= Shrink-fitting =

Form of fastening

Shrink-fitting is a technique in which an interference fit is achieved by a relative size change after assembly. This is usually achieved by heating or cooling one component before assembly and allowing it to return to the ambient temperature after assembly, employing the phenomenon of thermal expansion to make a joint. For example, the thermal expansion of a piece of a metallic drainpipe allows a builder to fit the cooler piece to it. As the adjoined pieces reach the same temperature, the joint becomes strained and stronger.

Other examples are the fitting of a wrought iron tyre around the rim of a wooden cart wheel by a wheelwright, or of a steel tyre to the wheel of a railway engine or rolling stock. In both cases the tyre will be heated and expands to slightly greater than the wheel's diameter, and is fitted around it. After cooling, the tyre contracts, binding tightly in place. The bombard Mons Meg was assembled from longitudinal staves of iron held in place by shrink-fitted iron hoops.

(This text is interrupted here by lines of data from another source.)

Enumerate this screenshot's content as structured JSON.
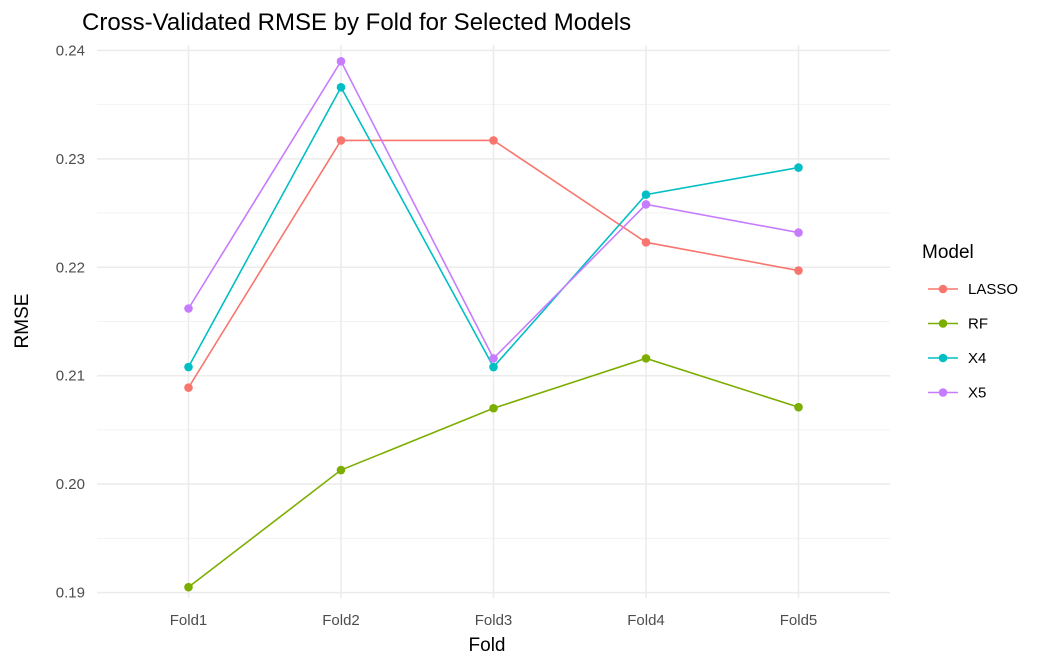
{
  "chart_data": {
    "type": "line",
    "title": "Cross-Validated RMSE by Fold for Selected Models",
    "xlabel": "Fold",
    "ylabel": "RMSE",
    "categories": [
      "Fold1",
      "Fold2",
      "Fold3",
      "Fold4",
      "Fold5"
    ],
    "ylim": [
      0.1895,
      0.2405
    ],
    "yticks": [
      0.19,
      0.2,
      0.21,
      0.22,
      0.23,
      0.24
    ],
    "ytick_labels": [
      "0.19",
      "0.20",
      "0.21",
      "0.22",
      "0.23",
      "0.24"
    ],
    "grid": true,
    "legend": {
      "title": "Model",
      "position": "right"
    },
    "series": [
      {
        "name": "LASSO",
        "color": "#F8766D",
        "values": [
          0.2089,
          0.2317,
          0.2317,
          0.2223,
          0.2197
        ]
      },
      {
        "name": "RF",
        "color": "#7CAE00",
        "values": [
          0.1905,
          0.2013,
          0.207,
          0.2116,
          0.2071
        ]
      },
      {
        "name": "X4",
        "color": "#00BFC4",
        "values": [
          0.2108,
          0.2366,
          0.2108,
          0.2267,
          0.2292
        ]
      },
      {
        "name": "X5",
        "color": "#C77CFF",
        "values": [
          0.2162,
          0.239,
          0.2116,
          0.2258,
          0.2232
        ]
      }
    ]
  }
}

A common method used in industry is the use of induction shrink fitting which refers to the use of induction heating technology to pre-heat metal components between 150˚C and 300˚C thereby causing them to expand and allow for the insertion or removal of another component. Other methods of shrink-fitting include compression shrink fitting, which uses a cryogen such as liquid nitrogen to cool the insert, and shape memory coupling, which is achieved by means of a phase transition.